Abstract Among the planar nanostructures, the Z-shaped nanoribbon junction which can be etched from a two-dimensional material sheet, is the one of the most promising device model for integration in multifunctional nanodevices. Here we propose a Z-shaped junction comprising a few-nanometer-long armchair-edged α-graphyne nanoribbon (αGYNR) embedded between two semi-infinite zigzag-edged αGYNR leads with parallel or antiparallel magnetic configuration. By ab initio calculations based on the non-equilibrium Green's function formalism combined with density functional theory, we study the electron spin-dependent transport properties for the junction under the influence of symmetric and asymmetric hydrogenation or fluorination edge treatments acted on αGYNRs, respectively. It is found that the edge passivation plays a pivotal role on the spin-charge transport of a Z-shaped αGYNR junction since the electron transport is mainly driven by the edge states of the system. Interestingly, the edge fluorination enhances charge transport but the double fluorinations treatment can suppress the edge transporting channels.
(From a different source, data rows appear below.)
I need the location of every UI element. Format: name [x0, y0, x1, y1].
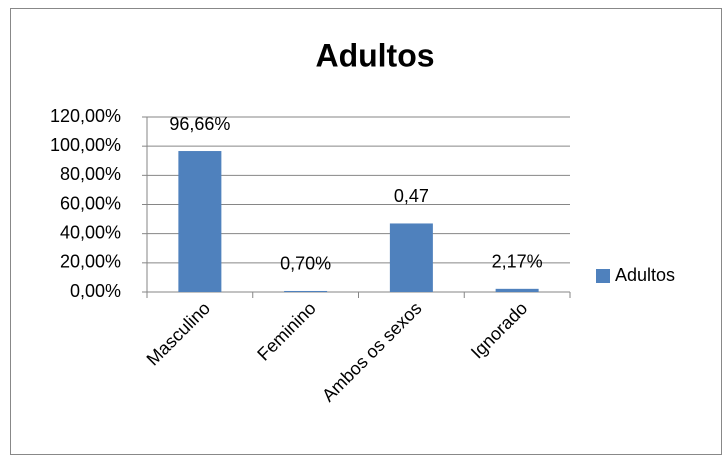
y-tick-label: 0,00% [70, 281, 121, 301]
y-tick-label: 40,00% [60, 222, 121, 242]
bar [495, 288, 539, 292]
y-tick-label: 120,00% [50, 106, 121, 126]
bar [389, 223, 433, 292]
y-tick-label: 100,00% [50, 135, 121, 155]
chart-border [10, 8, 722, 455]
chart-title: Adultos [315, 37, 434, 73]
legend-label: Adultos [615, 265, 675, 285]
bar [178, 151, 222, 292]
data-label: 2,17% [492, 252, 543, 272]
y-tick-label: 20,00% [60, 252, 121, 272]
y-tick-label: 60,00% [60, 193, 121, 213]
data-label: 96,66% [169, 114, 230, 134]
y-tick-label: 80,00% [60, 164, 121, 184]
bar [284, 290, 328, 292]
data-label: 0,47 [394, 186, 429, 206]
data-label: 0,70% [280, 254, 331, 274]
legend-swatch [596, 269, 610, 283]
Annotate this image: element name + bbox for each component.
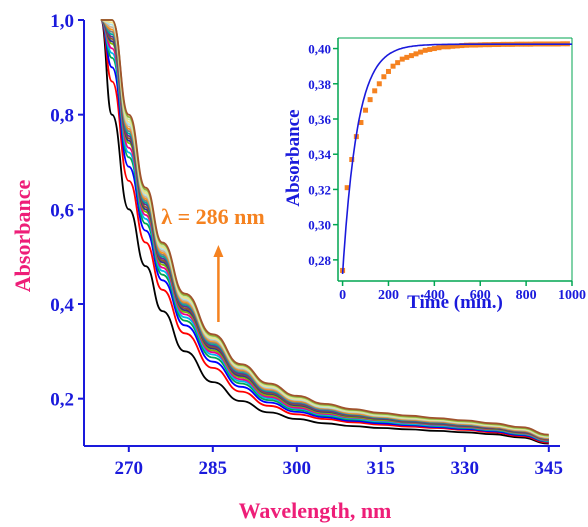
inset-x-tick-label: 400 bbox=[424, 288, 445, 303]
inset-x-tick-label: 0 bbox=[339, 288, 346, 303]
inset-background bbox=[306, 34, 582, 330]
inset-data-point bbox=[376, 81, 382, 87]
main-x-tick-label: 285 bbox=[199, 458, 228, 479]
spectrum-line-3 bbox=[99, 19, 549, 443]
main-x-axis-title: Wavelength, nm bbox=[239, 498, 392, 523]
inset-data-point bbox=[408, 53, 414, 59]
inset-x-tick-label: 600 bbox=[470, 288, 491, 303]
inset-x-tick-label: 1000 bbox=[558, 288, 586, 303]
main-y-tick-label: 1,0 bbox=[50, 11, 74, 32]
main-chart: 270 285 300 315 330 345 0,2 0,4 0,6 0,8 1,0 Wavel… bbox=[10, 11, 563, 523]
inset-data-point bbox=[441, 44, 447, 50]
inset-y-tick-label: 0,32 bbox=[308, 182, 331, 197]
main-y-tick-label: 0,8 bbox=[50, 106, 74, 127]
inset-x-tick-label: 800 bbox=[516, 288, 537, 303]
inset-y-tick-label: 0,30 bbox=[308, 218, 331, 233]
annotation-label: λ = 286 nm bbox=[161, 204, 264, 229]
inset-x-tick-label: 200 bbox=[378, 288, 399, 303]
inset-y-axis-title: Absorbance bbox=[283, 109, 304, 206]
inset-y-tick-label: 0,36 bbox=[308, 112, 331, 127]
inset-y-tick-label: 0,38 bbox=[308, 77, 331, 92]
main-x-tick-label: 270 bbox=[115, 458, 144, 479]
inset-data-point bbox=[431, 46, 437, 52]
inset-data-point bbox=[454, 43, 460, 49]
inset-data-point bbox=[358, 120, 364, 126]
inset-x-axis-title: Time (min.) bbox=[407, 292, 503, 313]
spectrum-line-1 bbox=[99, 19, 549, 445]
inset-data-point bbox=[463, 42, 469, 48]
inset-y-tick-group: 0,28 0,30 0,32 0,34 0,36 0,38 0,40 bbox=[308, 42, 338, 268]
inset-data-point bbox=[399, 56, 405, 62]
inset-x-tick-group: 0 200 400 600 800 1000 bbox=[339, 281, 586, 303]
inset-data-point bbox=[344, 185, 350, 191]
inset-data-point bbox=[418, 49, 424, 55]
spectrum-line-19 bbox=[100, 19, 549, 436]
inset-data-point bbox=[468, 42, 474, 48]
inset-y-tick-label: 0,28 bbox=[308, 253, 331, 268]
inset-data-point bbox=[413, 51, 419, 57]
inset-data-point bbox=[459, 43, 465, 49]
inset-data-point bbox=[385, 68, 391, 74]
inset-chart: 0 200 400 600 800 1000 0,280,300,320,340,360,… bbox=[283, 34, 586, 330]
inset-y-tick-label: 0,34 bbox=[308, 147, 331, 162]
inset-fit-curve bbox=[341, 43, 572, 275]
main-x-tick-group: 270 285 300 315 330 345 bbox=[115, 446, 564, 479]
inset-data-point bbox=[436, 45, 442, 51]
inset-data-point bbox=[363, 107, 369, 113]
inset-data-point bbox=[404, 54, 410, 60]
main-y-tick-label: 0,4 bbox=[50, 295, 74, 316]
main-spectra-group bbox=[99, 19, 549, 445]
annotation-arrowhead bbox=[213, 245, 224, 257]
main-x-tick-label: 330 bbox=[451, 458, 480, 479]
inset-data-point bbox=[349, 157, 355, 162]
inset-data-point bbox=[422, 47, 428, 53]
main-y-tick-label: 0,6 bbox=[50, 200, 74, 221]
main-y-axis-title: Absorbance bbox=[10, 180, 35, 293]
inset-data-point bbox=[367, 97, 373, 103]
inset-y-tick-label: 0,40 bbox=[308, 42, 331, 57]
inset-data-point bbox=[473, 42, 479, 48]
main-y-tick-label: 0,2 bbox=[50, 390, 74, 411]
inset-data-point bbox=[395, 60, 401, 66]
inset-data-point bbox=[390, 63, 396, 69]
main-x-tick-label: 345 bbox=[535, 458, 564, 479]
main-x-tick-label: 300 bbox=[283, 458, 312, 479]
inset-data-point bbox=[445, 44, 451, 50]
inset-data-point bbox=[427, 46, 433, 52]
main-y-tick-group: 0,2 0,4 0,6 0,8 1,0 bbox=[50, 11, 84, 411]
inset-data-point bbox=[450, 43, 456, 49]
inset-data-point bbox=[372, 88, 378, 94]
inset-data-point bbox=[381, 74, 387, 80]
main-x-tick-label: 315 bbox=[367, 458, 396, 479]
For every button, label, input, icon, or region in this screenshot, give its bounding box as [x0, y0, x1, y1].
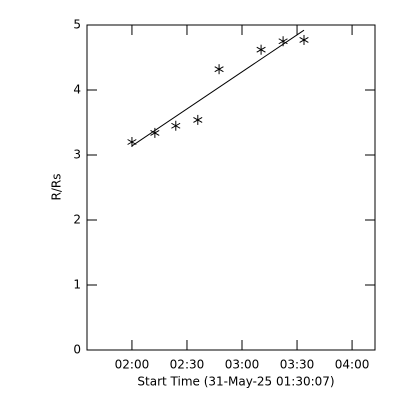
x-axis-label: Start Time (31-May-25 01:30:07) [137, 375, 334, 389]
data-point [193, 114, 203, 125]
asterisk-stroke [127, 139, 137, 145]
asterisk-stroke [299, 37, 309, 43]
asterisk-stroke [150, 129, 160, 136]
y-tick-label: 3 [73, 148, 81, 162]
plot-frame [86, 24, 376, 351]
y-tick-label: 2 [73, 213, 81, 227]
y-axis-label: R/Rs [50, 174, 64, 201]
x-tick-label: 02:30 [170, 358, 205, 372]
x-tick-label: 03:00 [225, 358, 260, 372]
data-point [127, 137, 137, 147]
asterisk-stroke [171, 122, 181, 129]
data-point [171, 120, 181, 131]
data-point [150, 127, 160, 138]
asterisk-stroke [193, 116, 203, 123]
asterisk-stroke [278, 38, 288, 45]
asterisk-stroke [214, 66, 224, 73]
x-tick-label: 03:30 [280, 358, 315, 372]
x-tick-label: 02:00 [115, 358, 150, 372]
data-point [278, 36, 288, 47]
y-tick-label: 0 [73, 343, 81, 357]
y-tick-label: 1 [73, 278, 81, 292]
x-tick-label: 04:00 [335, 358, 370, 372]
y-tick-label: 4 [73, 83, 81, 97]
data-point [214, 64, 224, 75]
y-tick-label: 5 [73, 18, 81, 32]
data-point [299, 34, 309, 45]
fit-line [131, 29, 305, 147]
data-point [256, 44, 266, 55]
asterisk-stroke [256, 46, 266, 53]
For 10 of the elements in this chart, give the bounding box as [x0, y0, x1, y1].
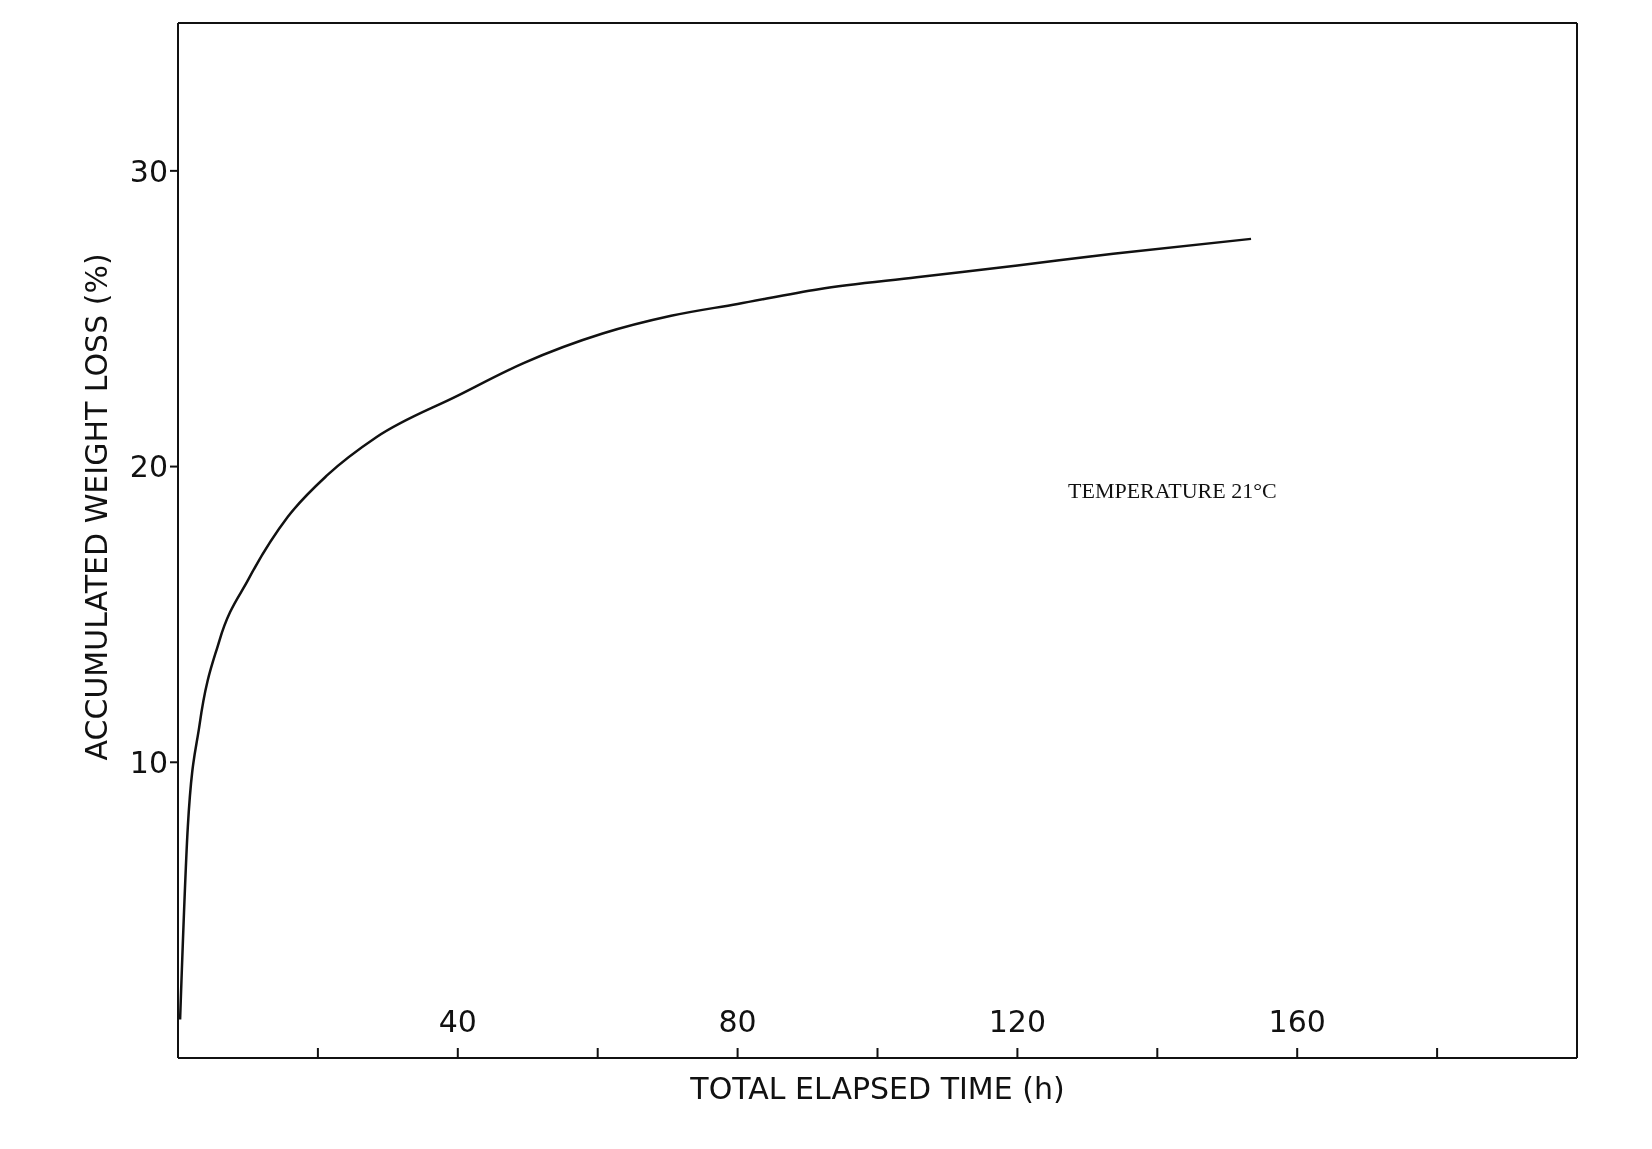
x-tick-label: 160	[1268, 1004, 1326, 1039]
annotation: TEMPERATURE 21°C	[1068, 478, 1277, 504]
y-axis-title: ACCUMULATED WEIGHT LOSS (%)	[78, 253, 114, 761]
x-tick-label: 40	[438, 1004, 477, 1039]
y-tick-label: 10	[129, 744, 168, 780]
y-tick-label: 20	[129, 449, 168, 485]
x-axis-title: TOTAL ELAPSED TIME (h)	[689, 1071, 1065, 1107]
y-tick-label: 30	[129, 153, 168, 189]
x-tick-label: 120	[988, 1004, 1047, 1039]
x-tick-label: 80	[718, 1004, 757, 1039]
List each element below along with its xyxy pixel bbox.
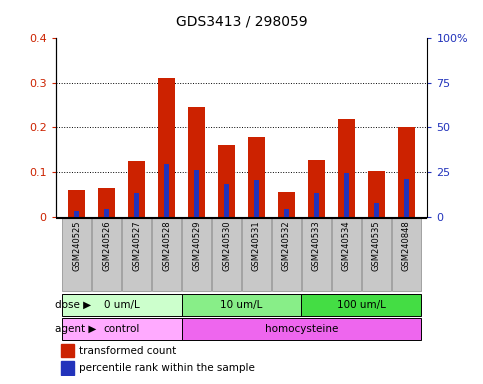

Moreover, there exists an obvious effect of negative differential resistance in the designed junctions with peak to valley ratio reaching up to 4696. The possible physical/chemical mechanisms are revealed and discussed by studying the match degree of the band structure of the electrodes with the spin-resolved transmission spectrum around the Fermi level, as well as the evolution of the frontier molecular orbitals under certain bias. Our results imply that this Z-shaped αGYNR junction is a promising candidate in the future all-carbon device designing.